白馬岳との鞍部まで下ると、最後の登りとなる。白馬はさすがに大きい。見上げる姿は雄大だ。富山側は穏やかだが、信州側は断崖になっている。丸山を越え、大雪渓からの道を合わせると、白馬山荘は近い。山荘付近は人が一杯。そのまま通り過ぎて山頂に出る。一等三角点があり、来し方を振り返れば、後立山の峰々が重畳と連なっていた。

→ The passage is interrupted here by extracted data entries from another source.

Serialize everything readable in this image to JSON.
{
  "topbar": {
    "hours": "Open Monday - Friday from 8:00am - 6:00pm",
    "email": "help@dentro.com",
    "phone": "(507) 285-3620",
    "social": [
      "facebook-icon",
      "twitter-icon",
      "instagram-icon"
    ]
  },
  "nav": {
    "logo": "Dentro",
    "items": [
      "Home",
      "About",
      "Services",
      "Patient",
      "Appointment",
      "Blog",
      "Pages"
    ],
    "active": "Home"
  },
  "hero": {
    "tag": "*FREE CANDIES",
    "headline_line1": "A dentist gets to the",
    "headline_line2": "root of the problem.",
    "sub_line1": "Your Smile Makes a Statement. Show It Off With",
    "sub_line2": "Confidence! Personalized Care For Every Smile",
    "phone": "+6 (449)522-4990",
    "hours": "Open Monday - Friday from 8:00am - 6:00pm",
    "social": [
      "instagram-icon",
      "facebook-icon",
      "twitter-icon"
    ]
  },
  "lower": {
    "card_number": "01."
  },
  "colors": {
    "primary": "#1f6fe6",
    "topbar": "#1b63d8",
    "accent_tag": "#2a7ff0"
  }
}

痩せた稜線をぐんぐん下れば、三国境だ。名前のごとく富山、新潟、長野の県境である。雪倉岳への道を分け、小蓮華岳の登りにかかる。山頂には大きな鉄剣が2本立っている。前方左手には雪倉岳、朝日岳と女性的でふっくらした山が続いている。眼下には白馬大池が静かに佇んでいる。森林限界を越えたハイマツと砂礫の世界なのに、まるで険しいところがない。残雪の頃、ここらをゆっくり歩いたら気持ちがよいだろう。
大池を目指して緩やかな尾根を下り、池のほとりの白馬大池小屋に着いた。立派な造りの小屋だった。

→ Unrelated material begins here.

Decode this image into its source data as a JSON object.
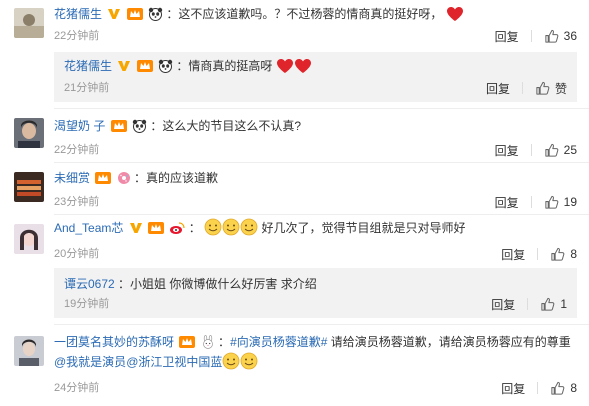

少し休んでから池の周りを散策。大きな岩を飛び伝いながら白馬乗鞍岳の登り口まで行った。なだらかなハイマツの丘に囲まれた池は明るく開放的だった。
夕食の後、小屋の外に出てみると、満天の星だった。
蓮華温泉で汗を流す
9月23日(月) 大池小屋 → 蓮華温泉 → (バス)平岩 → 新宿
今日は2ピッチの下りのみ。体も軽く、荷も軽く、ダケカンバの林の急坂を抜け、オオシラビソの森にはいる。天狗の庭を過ぎると、ブナ、ツガ、シラビソの深い原生林である。やがて蓮華温泉の赤い屋根が見えてきた。
さっそく風呂に飛び込む。本館とは別の湯場があり、木の板で囲まれた浴槽で汗を流した。着替えをしてさっぱりする。古いガイドブックで見た野原の露天風呂ではなかったが、十分満足できる湯だった。
そこから少し下って、沢を渡ったところにあるバス停に並ぶ。平岩に出て、一路帰京。人気の白馬大雪渓コースを外したので、連休中にもかかわらず、静かな山旅を楽しむことができた。